To get their results the team from Stanford University, California, studied 22 pairs of identical twins across three months.
They chose to use these identical twins for the study, which is published in JAMA Network Open so that data wouldn’t be impacted by factors such as genetic differences, upbringing and lifestyle choices.
The team selected healthy participants without cardiovascular disease and matched one twin from each pair with either a vegan or omnivore diet.
“Not only did this study provide a groundbreaking way to assert that a vegan diet is healthier than the conventional omnivore diet, but the twins were also a riot to work with,” said Professor Christopher Gardner.
“They dressed the same, they talked the same, and they had a banter between them that you could only have if you spent an inordinate amount of time together.”
Both diets used were healthy, including lots of vegetables, legumes, fruits, whole grains and void of sugars and refined starches.
The participants were interviewed about their dietary intake and kept a log of the food they ate.
Out of the 44 participants, 43 managed to complete the study, which the team believes demonstrates that this diet is easily achievable.

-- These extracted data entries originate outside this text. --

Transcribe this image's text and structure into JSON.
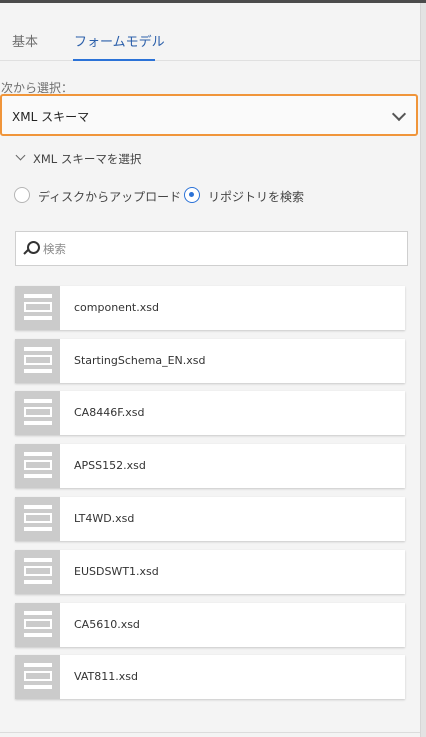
{
  "tabs": [
    {
      "label": "基本",
      "active": false
    },
    {
      "label": "フォームモデル",
      "active": true
    }
  ],
  "select_from": {
    "label": "次から選択：",
    "value": "XML スキーマ"
  },
  "section": {
    "label": "XML スキーマを選択",
    "expanded": true
  },
  "source_options": [
    {
      "label": "ディスクからアップロード",
      "selected": false
    },
    {
      "label": "リポジトリを検索",
      "selected": true
    }
  ],
  "search": {
    "placeholder": "検索",
    "value": ""
  },
  "files": [
    {
      "name": "component.xsd",
      "icon": "schema-doc-icon"
    },
    {
      "name": "StartingSchema_EN.xsd",
      "icon": "schema-doc-icon"
    },
    {
      "name": "CA8446F.xsd",
      "icon": "schema-doc-icon"
    },
    {
      "name": "APSS152.xsd",
      "icon": "schema-doc-icon"
    },
    {
      "name": "LT4WD.xsd",
      "icon": "schema-doc-icon"
    },
    {
      "name": "EUSDSWT1.xsd",
      "icon": "schema-doc-icon"
    },
    {
      "name": "CA5610.xsd",
      "icon": "schema-doc-icon"
    },
    {
      "name": "VAT811.xsd",
      "icon": "schema-doc-icon"
    }
  ],
  "colors": {
    "accent": "#2b72d7",
    "focus_border": "#f0953a",
    "thumb_bg": "#cbcbcb"
  }
}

“Our study used a generalizable diet that is accessible to anyone because 21 out of the 22 vegans followed through with the diet,” said Professor Gardner.
“This suggests that anyone who chooses a vegan diet can improve their long-term health in two months, with the most change seen in the first month.
“Based on these results and thinking about longevity, most of us would benefit from going to a more plant-based diet.”
Although Professor Gardner – who has mostly been vegan for the last 40 years acknowledges that most people probably won’t go vegan, he believes that a nudge in the right direction will still improve their health.
He added: “A vegan diet can confer additional benefits such as increased gut bacteria and the reduction of telomere loss, which slows aging in the body.
“What’s more important than going strictly vegan is including more plant-based foods into your diet.
“Luckily, having fun with vegan multicultural foods like Indian masala, Asian stir-fry and African lentil-based dishes can be a great first step.”